Bank of England’s Andy Haldane suggests overhaul of corporate governance laws
The chief economist of the Bank of England has suggested Britain should make “legislative change” to shift corporate governance rules away from a sole focus on shareholders to instead consider consumers, workers and social goals.
Andy Haldane also said Britain needs a “rethink” about its banking sector, suggesting that regional, development and infrastructure banks could help re-balance finance towards smaller and medium-sized businesses around the country.
In a speech at news company Bloomberg’s London headquarters, Haldane said that although free-market, shareholder-focused capitalism had led to an incredible amount of wealth and growth, the model is beginning to “fray”.
He said a decade of wage stagnation in Britain and rising inequality showed that the “moral compass of capitalism” was no longer pointing “as due north as it might”.
Haldane, who has been chief economist at the Bank since 2014, said that “the time is right for a refresh” of the capitalist model, particularly when it came to corporate governance.
“Lots of things are possible, within that we should not rule out – perhaps even we should rule in – the possibility of making legislative change,” he said.
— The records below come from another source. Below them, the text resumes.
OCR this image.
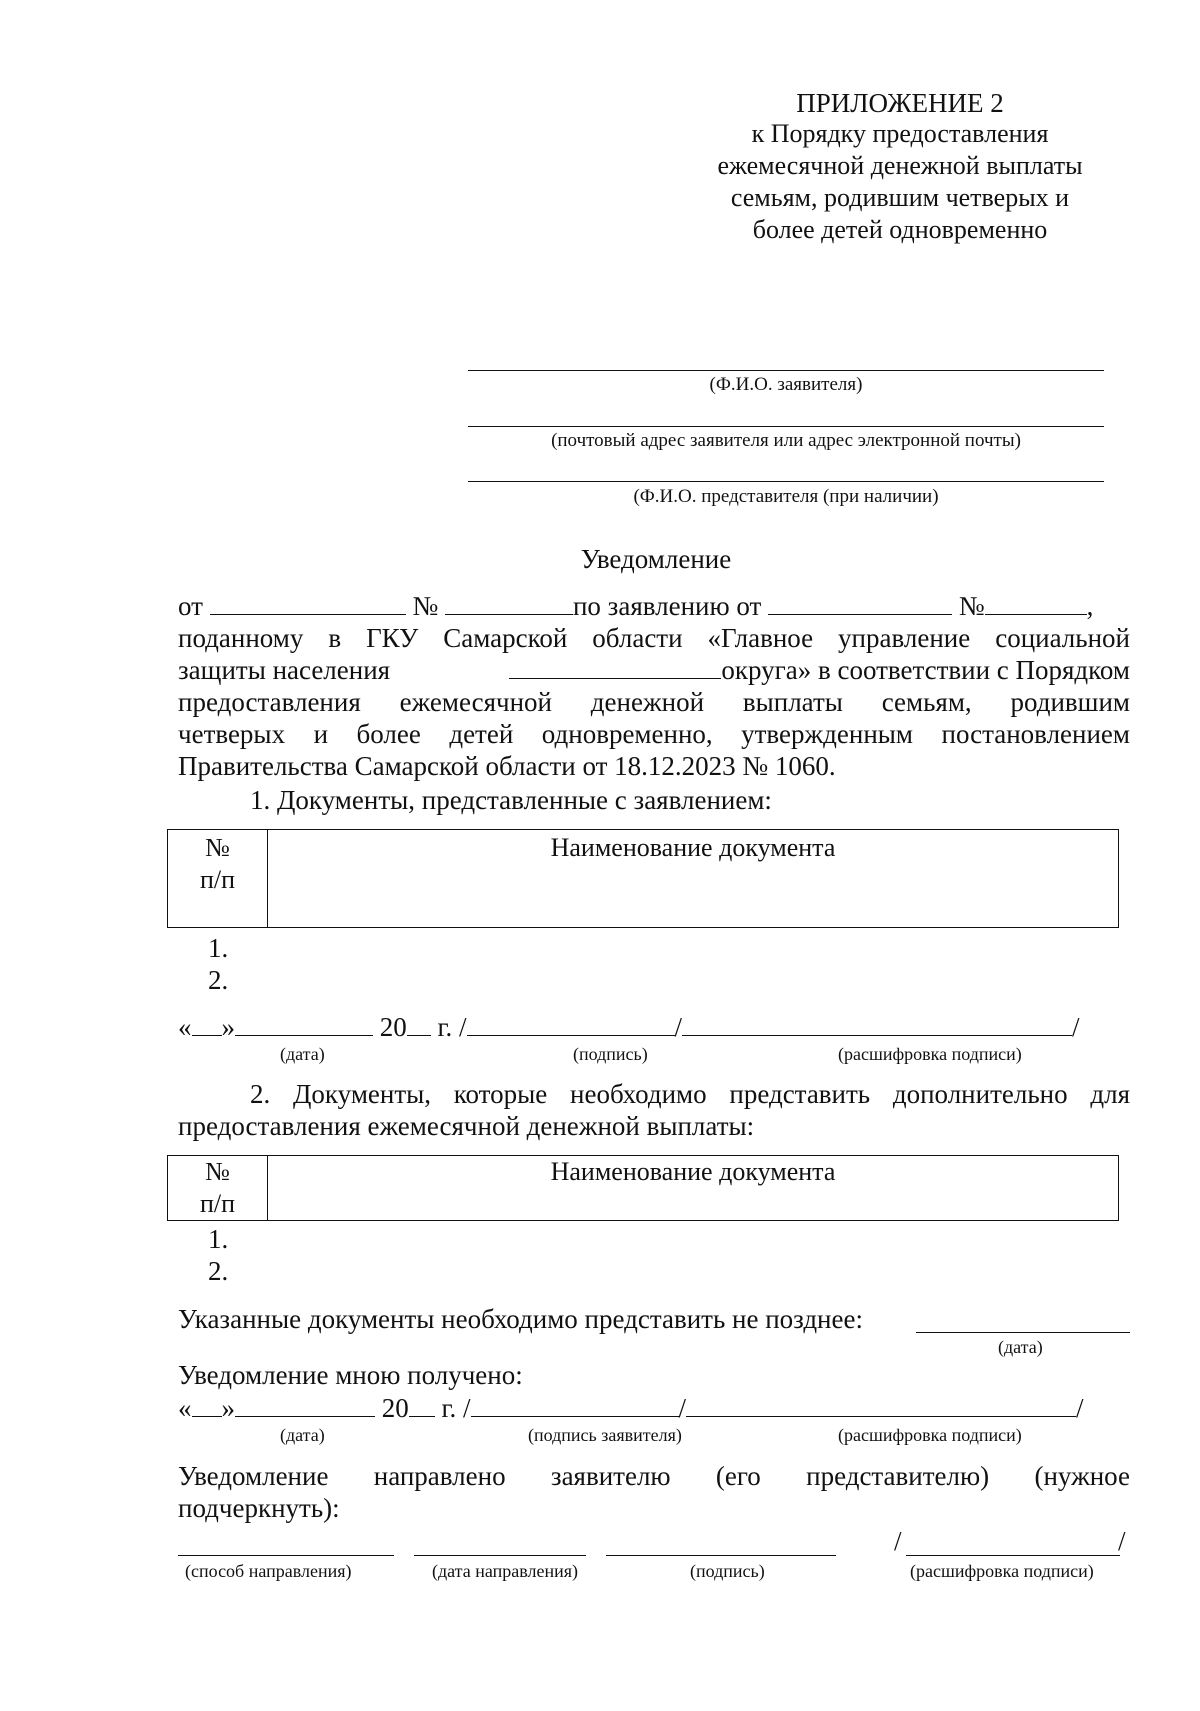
ПРИЛОЖЕНИЕ 2
к Порядку предоставления
ежемесячной денежной выплаты
семьям, родившим четверых и
более детей одновременно
(Ф.И.О. заявителя)
(почтовый адрес заявителя или адрес электронной почты)
(Ф.И.О. представителя (при наличии)
Уведомление
от	№	по заявлению от	№	,
поданному в ГКУ Самарской области «Главное управление социальной
защиты населения	округа» в соответствии с Порядком
предоставления ежемесячной денежной выплаты семьям, родившим
четверых и более детей одновременно, утвержденным постановлением
Правительства Самарской области от 18.12.2023 № 1060.
1. Документы, представленные с заявлением:
№
п/п
	Наименование документа
1.
2.
« »	20 г. /	/	/
(дата)	(подпись)	(расшифровка подписи)
2. Документы, которые необходимо представить дополнительно для
предоставления ежемесячной денежной выплаты:
№
п/п
	Наименование документа
1.
2.
Указанные документы необходимо представить не позднее:
(дата)
Уведомление мною получено:
« »	20 г. /	/	/
(дата)	(подпись заявителя)	(расшифровка подписи)
Уведомление направлено заявителю (его представителю) (нужное
подчеркнуть):
/	/
(способ направления)	(дата направления)	(подпись)	(расшифровка подписи)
“Our current Companies Act 2006 reinforces the notion that shareholders should assume a position of primacy… perhaps it’s time to give that model and law a rethink.”
It is not the first time Haldane has questioned the UK’s corporate governance model that says companies exist for the benefit of their shareholders.
In 2018, he called for “careful reflection” about the role of companies, and suggested they should recognise “the plurality of stakeholders – shareholders of course, but also customers, clients, creditors, workers and wider society”.
Such concerns have gained prominence in recent years. Last year, the powerful Business Roundtable lobby in the US said companies should provide economic benefits to all, not just investors.
Today, Haldane also said questions needed to be asked about the UK’s banking model.
He said: “There could be a point beyond which too much banking is not good for growth… but in fact detracts from growth perhaps by sucking resources into the financial sector.”
“Banking has been re-purposing itself since the crisis,” he said, but asked: “Has it gone far enough in doing that?”
“The fault-line in financing to small and medium-sized enterprises has existed for at least a century.”
“Rethinking about the role of regional banks, development banks and infrastructure banks might be part of the solution.”